85,6 %. C’est le score que revendique OpenAI pour son nouveau modèle GPT-5.5-Cyber sur CyberGym, un test de cybersécurité offensive. Juste devant les 83,8 % de Mythos 5, le modèle spécialisé d’Anthropic. Soit 1,8 point d’écart, et le premier classement chiffré de cette nature entre les deux laboratoires.

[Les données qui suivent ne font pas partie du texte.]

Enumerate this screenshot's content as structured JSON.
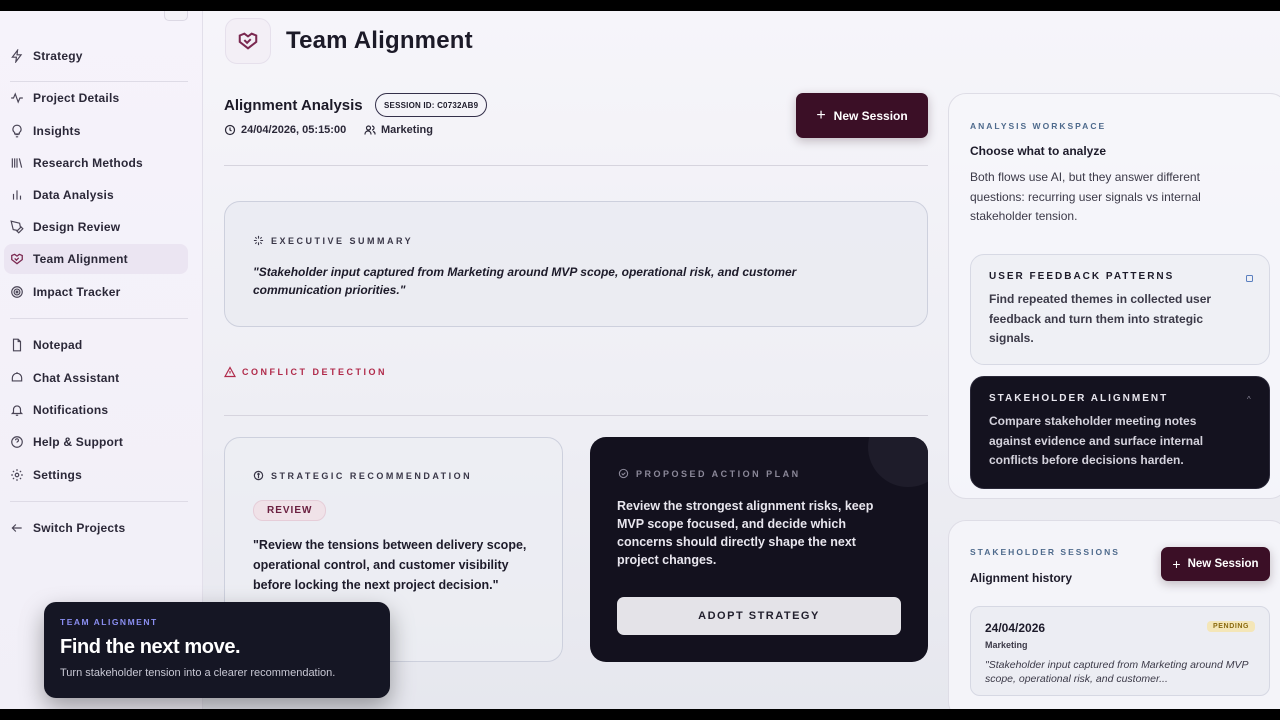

Il y a quelques jours, nous décrivions comment Daybreak, l’initiative cyber d’OpenAI, déplaçait le centre de gravité de la sécurité : trouver les failles n’est plus le goulot d’étranglement, les corriger l’est devenu. Depuis, l’entreprise a ajouté une couche que son annonce initiale gardait floue : un score, un adversaire nommé, et une place de numéro un. C’est ce passage du discours au classement qui mérite qu’on s’y arrête.
D’où sort ce 85,6 %
CyberGym ne mesure pas une compétence vague. Le test vérifie si un agent sait reproduire des failles connues dans des environnements logiciels réels : reprendre une vulnérabilité documentée, la rejouer, prouver qu’elle fonctionne. Une épreuve de fidélité technique, pas un sondage d’opinion.
OpenAI publie en réalité trois chiffres, pas un. CyberGym à 85,6 %, ExploitGym à 39,5 % (transformer une vulnérabilité en exploit fonctionnel), et SEC-bench Pro à 69,8 % (découverte de failles sur la durée). Trois axes, trois difficultés très différentes : passer de 85 % sur la reproduction à 39 % sur l’exploitation dit assez que ces tests ne mesurent pas la même chose, et qu’un score isolé ne résume rien.
1,8 point d’avance, et qui le valide ?
Voilà le point que l’accroche escamote. Les 85,6 % comme les 83,8 % de Mythos sont annoncés par OpenAI. C’est OpenAI qui choisit le benchmark, fait tourner les modèles et publie le tableau comparatif. À ce stade, aucun tiers indépendant n’a rejoué la mesure.
1,8 point sur un classement maison, ça reste fragile. Sur ce type de tests, la marge tient parfois à la configuration de l’agent, au nombre de tentatives autorisées, à la version exacte évaluée. Anthropic, de son côté, n’a pas publié de contre-mesure sur les trois mêmes épreuves. On compare donc un chiffre récent à un chiffre dont on ignore les conditions précises de production.
Ce que le tableau ne montre pas
Regardez la colonne Mythos : un seul chiffre, 83,8 % sur CyberGym. Rien sur ExploitGym, rien sur SEC-bench Pro. Sur deux des trois benchmarks « clés » revendiqués, OpenAI ne se compare qu’à ses propres modèles, GPT-5.5 et GPT-5.4. L’écart le plus parlant n’est d’ailleurs pas face à Anthropic, mais en interne : 25,95 % à 39,5 % sur ExploitGym d’une génération à l’autre, près de 14 points gagnés à la maison.
Autrement dit, l’affirmation « GPT-5.5-Cyber est en tête sur tous les benchmarks clés » repose, pour l’essentiel, sur une comparaison à soi-même. Le duel avec Mythos, lui, se joue sur une seule ligne du tableau.
Le chiffre qui compte est ailleurs
Si une donnée mérite l’attention dans cette annonce, ce n’est pas le 85,6 %. Depuis mars, le plugin Codex Security a scanné plus de 30 millions de commits sur plus de 30 000 bases de code. Plus de 500 000 correctifs ont été signalés automatiquement comme appliqués, et 70 000 confirmés à la main par des relecteurs humains.
Ces ordres de grandeur pointent ce qu’aucun benchmark ne capture : le volume réellement passé en production, sous supervision humaine. 70 000 corrections validées manuellement, c’est une mesure d’usage, pas une promesse de laboratoire. Et c’est sur ce terrain, pas sur 1,8 point de CyberGym, que se jouera la crédibilité du modèle.
OpenAI étend par ailleurs le programme à plus de 25 entreprises de sécurité (Cisco, CrowdStrike, Cloudflare, Palo Alto Networks, IBM…) et à plusieurs États, dont la France. Avec Patch the Planet, montée avec Trail of Bits, le laboratoire vise les projets open source critiques comme cURL, Python ou Go. Là, le score n’est plus une ligne de tableau : c’est le nombre de failles refermées avant qu’un attaquant ne les trouve.
Reste le point aveugle de toute l’opération : ces scores, OpenAI les produit et les publie. Tant qu’un laboratoire tiers ou une agence comme l’ENISA, déjà partenaire, n’aura pas rejoué CyberGym dans ses propres conditions, le classement demeure une déclaration. Un argument commercial soigneusement construit, mais une déclaration.